La mort quotidienne de la démocratie: le coup d’Etat silencieux d’Afrique du Sud
L’assaut et les tueries subis par les membres d’Abahlali baseMjondolo, à Kennedy Road, représentent un « coup d’Etat » silencieux et une attaque contre la démocratie, dénoncent Nigel Gibson et Raj Patel. D’une part ils reflètent l’encouragement à la violence par l’ANC (African National Congress) et l’apparition inquiétante de politiques ethniques impensables même aux jours les plus sombres de l’Apartheid, l’incident est le résultat d’une attaque délibérée d’un mouvement autonome de la base. Avec S’bu Zikode, le président élu de Abahlali, contraint à la clandestinité, l’intolérance à l’égard des aspirations des pauvres gens à être représentés et l’émergence des « démons de la haine ethnique », la stabilité même du pays est menacée, notent-il.
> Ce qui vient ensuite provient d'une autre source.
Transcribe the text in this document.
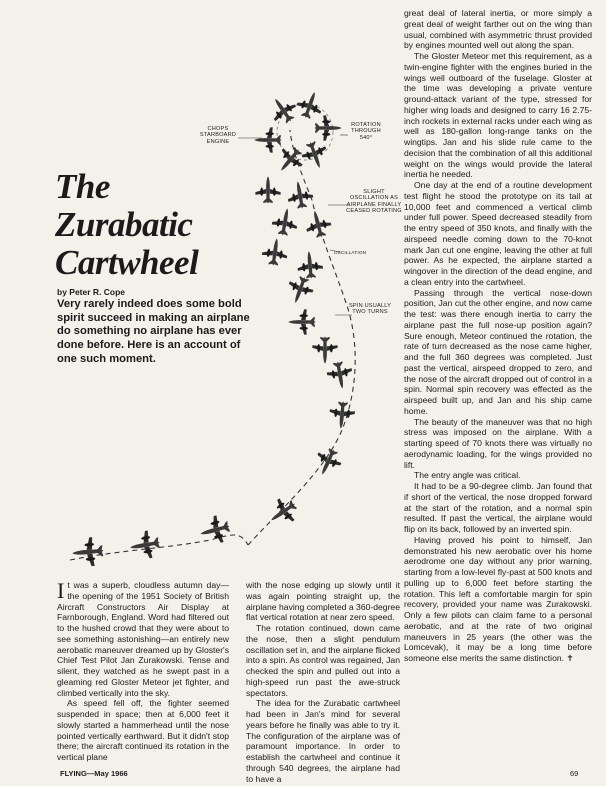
CHOPS STARBOARD ENGINE
ROTATION THROUGH 540°
SLIGHT OSCILLATION AS AIRPLANE FINALLY CEASED ROTATING
OSCILLATION
SPIN USUALLY TWO TURNS
The
Zurabatic
Cartwheel
by Peter R. Cope
Very rarely indeed does some bold spirit succeed in making an airplane do something no airplane has ever done before. Here is an account of one such moment.

It was a superb, cloudless autumn day—the opening of the 1951 Society of British Aircraft Constructors Air Display at Farnborough, England. Word had filtered out to the hushed crowd that they were about to see something astonishing—an entirely new aerobatic maneuver dreamed up by Gloster's Chief Test Pilot Jan Zurakowski. Tense and silent, they watched as he swept past in a gleaming red Gloster Meteor jet fighter, and climbed vertically into the sky.

As speed fell off, the fighter seemed suspended in space; then at 6,000 feet it slowly started a hammerhead until the nose pointed vertically earthward. But it didn't stop there; the aircraft continued its rotation in the vertical plane

with the nose edging up slowly until it was again pointing straight up, the airplane having completed a 360-degree flat vertical rotation at near zero speed.

The rotation continued, down came the nose, then a slight pendulum oscillation set in, and the airplane flicked into a spin. As control was regained, Jan checked the spin and pulled out into a high-speed run past the awe-struck spectators.

The idea for the Zurabatic cartwheel had been in Jan's mind for several years before he finally was able to try it. The configuration of the airplane was of paramount importance. In order to establish the cartwheel and continue it through 540 degrees, the airplane had to have a

great deal of lateral inertia, or more simply a great deal of weight farther out on the wing than usual, combined with asymmetric thrust provided by engines mounted well out along the span.

The Gloster Meteor met this requirement, as a twin-engine fighter with the engines buried in the wings well outboard of the fuselage. Gloster at the time was developing a private venture ground-attack variant of the type, stressed for higher wing loads and designed to carry 16 2.75-inch rockets in external racks under each wing as well as 180-gallon long-range tanks on the wingtips. Jan and his slide rule came to the decision that the combination of all this additional weight on the wings would provide the lateral inertia he needed.

One day at the end of a routine development test flight he stood the prototype on its tail at 10,000 feet and commenced a vertical climb under full power. Speed decreased steadily from the entry speed of 350 knots, and finally with the airspeed needle coming down to the 70-knot mark Jan cut one engine, leaving the other at full power. As he expected, the airplane started a wingover in the direction of the dead engine, and a clean entry into the cartwheel.

Passing through the vertical nose-down position, Jan cut the other engine, and now came the test: was there enough inertia to carry the airplane past the full nose-up position again? Sure enough, Meteor continued the rotation, the rate of turn decreased as the nose came higher, and the full 360 degrees was completed. Just past the vertical, airspeed dropped to zero, and the nose of the aircraft dropped out of control in a spin. Normal spin recovery was effected as the airspeed built up, and Jan and his ship came home.

The beauty of the maneuver was that no high stress was imposed on the airplane. With a starting speed of 70 knots there was virtually no aerodynamic loading, for the wings provided no lift.

The entry angle was critical.

It had to be a 90-degree climb. Jan found that if short of the vertical, the nose dropped forward at the start of the rotation, and a normal spin resulted. If past the vertical, the airplane would flip on its back, followed by an inverted spin.

Having proved his point to himself, Jan demonstrated his new aerobatic over his home aerodrome one day without any prior warning, starting from a low-level fly-past at 500 knots and pulling up to 6,000 feet before starting the rotation. This left a comfortable margin for spin recovery, provided your name was Zurakowski. Only a few pilots can claim fame to a personal aerobatic, and at the rate of two original maneuvers in 25 years (the other was the Lomcevak), it may be a long time before someone else merits the same distinction. ✝

FLYING—May 1966	69
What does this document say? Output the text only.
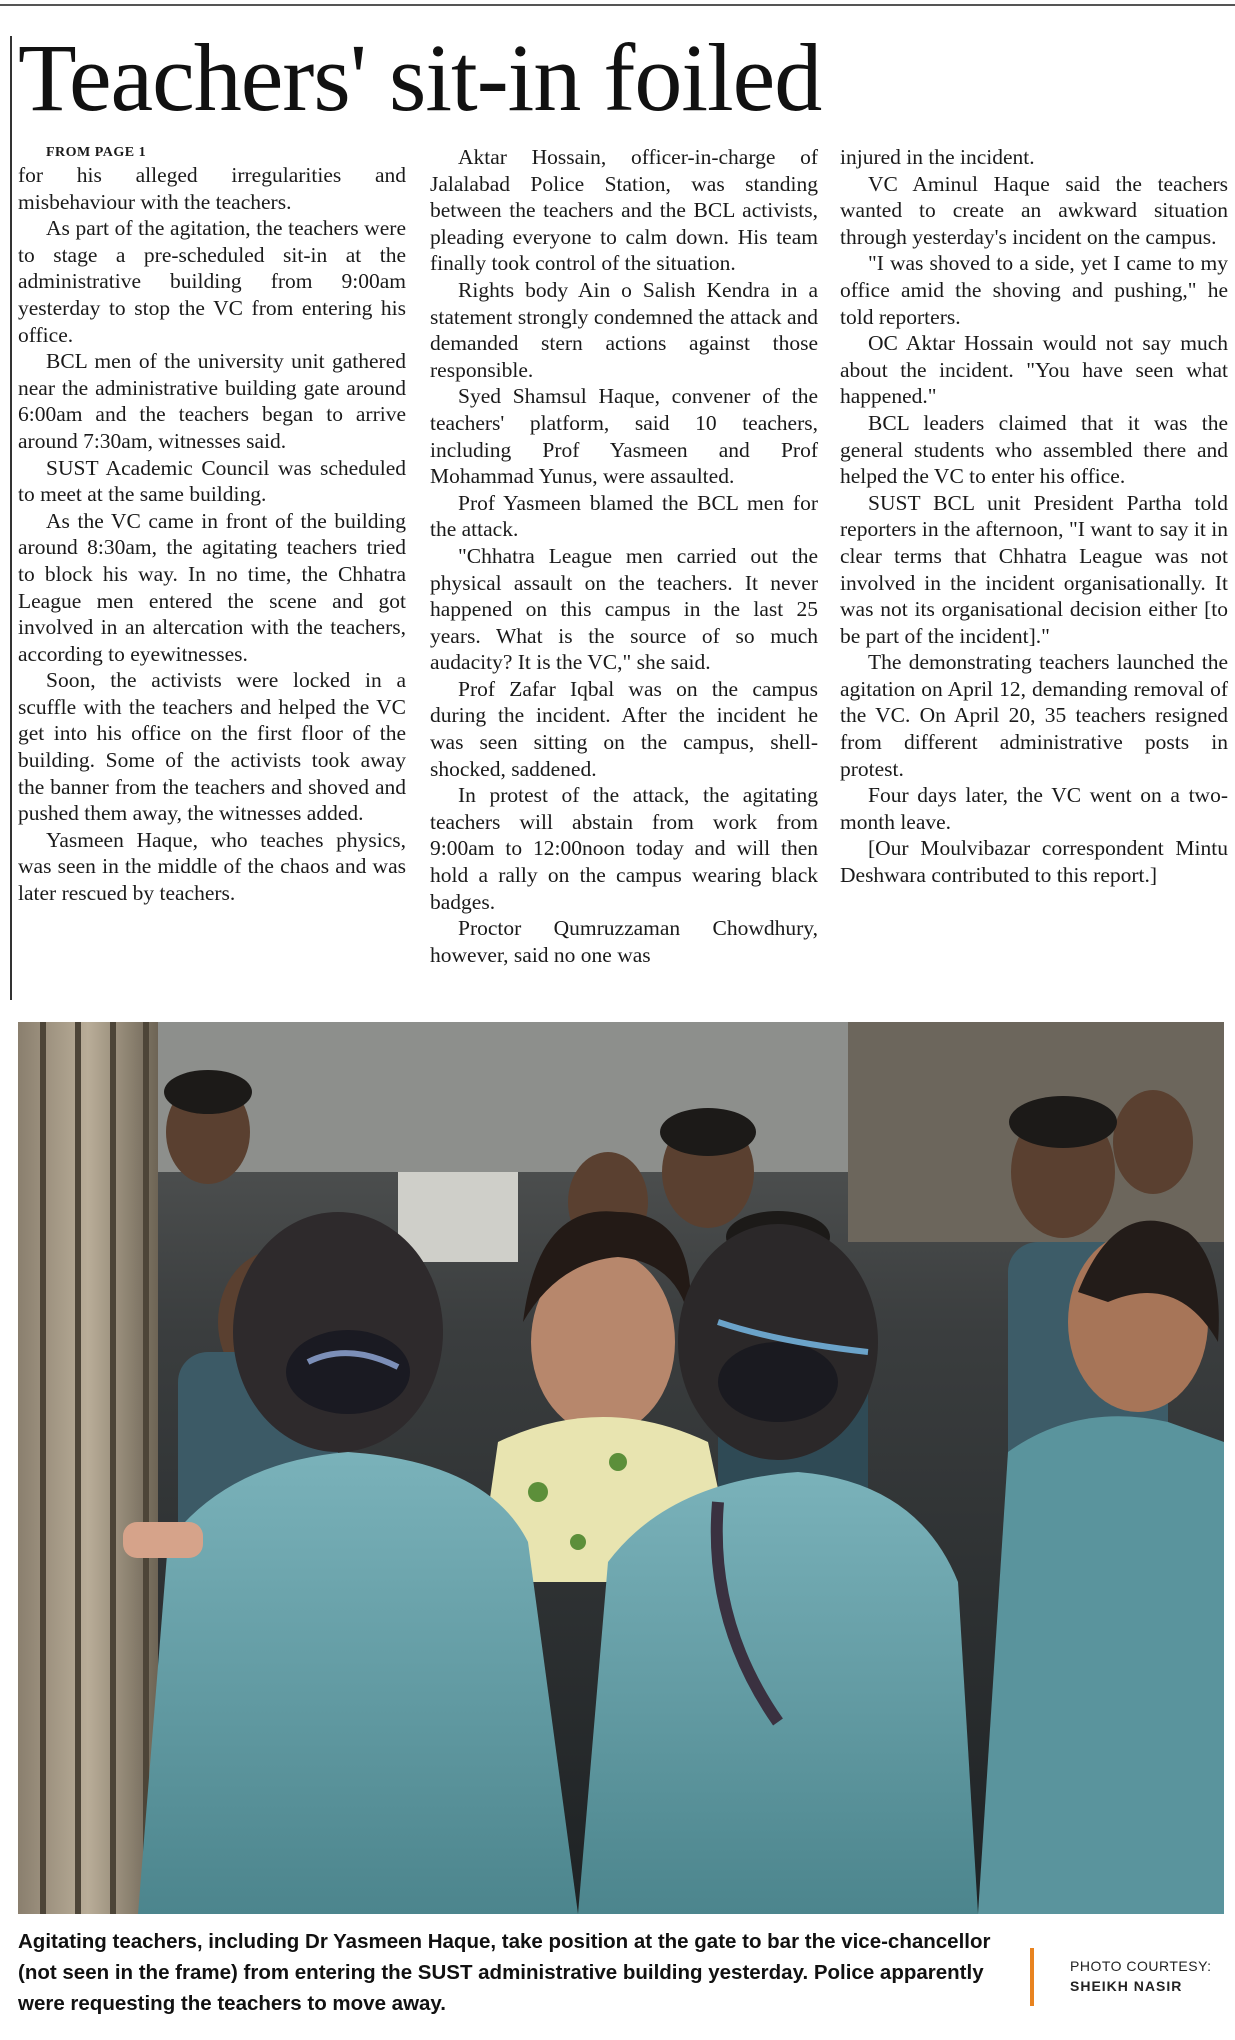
Teachers' sit-in foiled

FROM PAGE 1

for his alleged irregularities and misbehaviour with the teachers.

As part of the agitation, the teachers were to stage a pre-scheduled sit-in at the administrative building from 9:00am yesterday to stop the VC from entering his office.

BCL men of the university unit gathered near the administrative building gate around 6:00am and the teachers began to arrive around 7:30am, witnesses said.

SUST Academic Council was scheduled to meet at the same building.

As the VC came in front of the building around 8:30am, the agitating teachers tried to block his way. In no time, the Chhatra League men entered the scene and got involved in an altercation with the teachers, according to eyewitnesses.

Soon, the activists were locked in a scuffle with the teachers and helped the VC get into his office on the first floor of the building. Some of the activists took away the banner from the teachers and shoved and pushed them away, the witnesses added.

Yasmeen Haque, who teaches physics, was seen in the middle of the chaos and was later rescued by teachers.

Aktar Hossain, officer-in-charge of Jalalabad Police Station, was standing between the teachers and the BCL activists, pleading everyone to calm down. His team finally took control of the situation.

Rights body Ain o Salish Kendra in a statement strongly condemned the attack and demanded stern actions against those responsible.

Syed Shamsul Haque, convener of the teachers' platform, said 10 teachers, including Prof Yasmeen and Prof Mohammad Yunus, were assaulted.

Prof Yasmeen blamed the BCL men for the attack.

"Chhatra League men carried out the physical assault on the teachers. It never happened on this campus in the last 25 years. What is the source of so much audacity? It is the VC," she said.

Prof Zafar Iqbal was on the campus during the incident. After the incident he was seen sitting on the campus, shell-shocked, saddened.

In protest of the attack, the agitating teachers will abstain from work from 9:00am to 12:00noon today and will then hold a rally on the campus wearing black badges.

Proctor Qumruzzaman Chowdhury, however, said no one was

injured in the incident.

VC Aminul Haque said the teachers wanted to create an awkward situation through yesterday's incident on the campus.

"I was shoved to a side, yet I came to my office amid the shoving and pushing," he told reporters.

OC Aktar Hossain would not say much about the incident. "You have seen what happened."

BCL leaders claimed that it was the general students who assembled there and helped the VC to enter his office.

SUST BCL unit President Partha told reporters in the afternoon, "I want to say it in clear terms that Chhatra League was not involved in the incident organisationally. It was not its organisational decision either [to be part of the incident]."

The demonstrating teachers launched the agitation on April 12, demanding removal of the VC. On April 20, 35 teachers resigned from different administrative posts in protest.

Four days later, the VC went on a two-month leave.

[Our Moulvibazar correspondent Mintu Deshwara contributed to this report.]

Agitating teachers, including Dr Yasmeen Haque, take position at the gate to bar the vice-chancellor (not seen in the frame) from entering the SUST administrative building yesterday. Police apparently were requesting the teachers to move away.

PHOTO COURTESY:
SHEIKH NASIR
Nul n’est besoin de palais présidentiel ou de généraux qui circulent dans des tanks ou même de la CIA pour fomenter un coup d’Etat. La démocratie peut être remise en cause avec moins de faste, moins de support et moins d’éclat de violence étatique. Mais ces coups d’Etat silencieux ne sont pas moins mortels pour la démocratie. Un tel coup d’Etat a justement eu lieu à la fin septembre en Afrique du Sud. Ce n’était pas le genre qui frappe le Parlement ou le chef inepte et corrompu de l’ANC, Jacob Zuma. Tout au contraire. Il touchait un mouvement social respecté et authentiquement démocratique, le comité directeur librement élu du bidonville de Kennedy Road à Durban. Et cette paisible organisation démocratique a été renversée par le gouvernement d’Afrique du Sud.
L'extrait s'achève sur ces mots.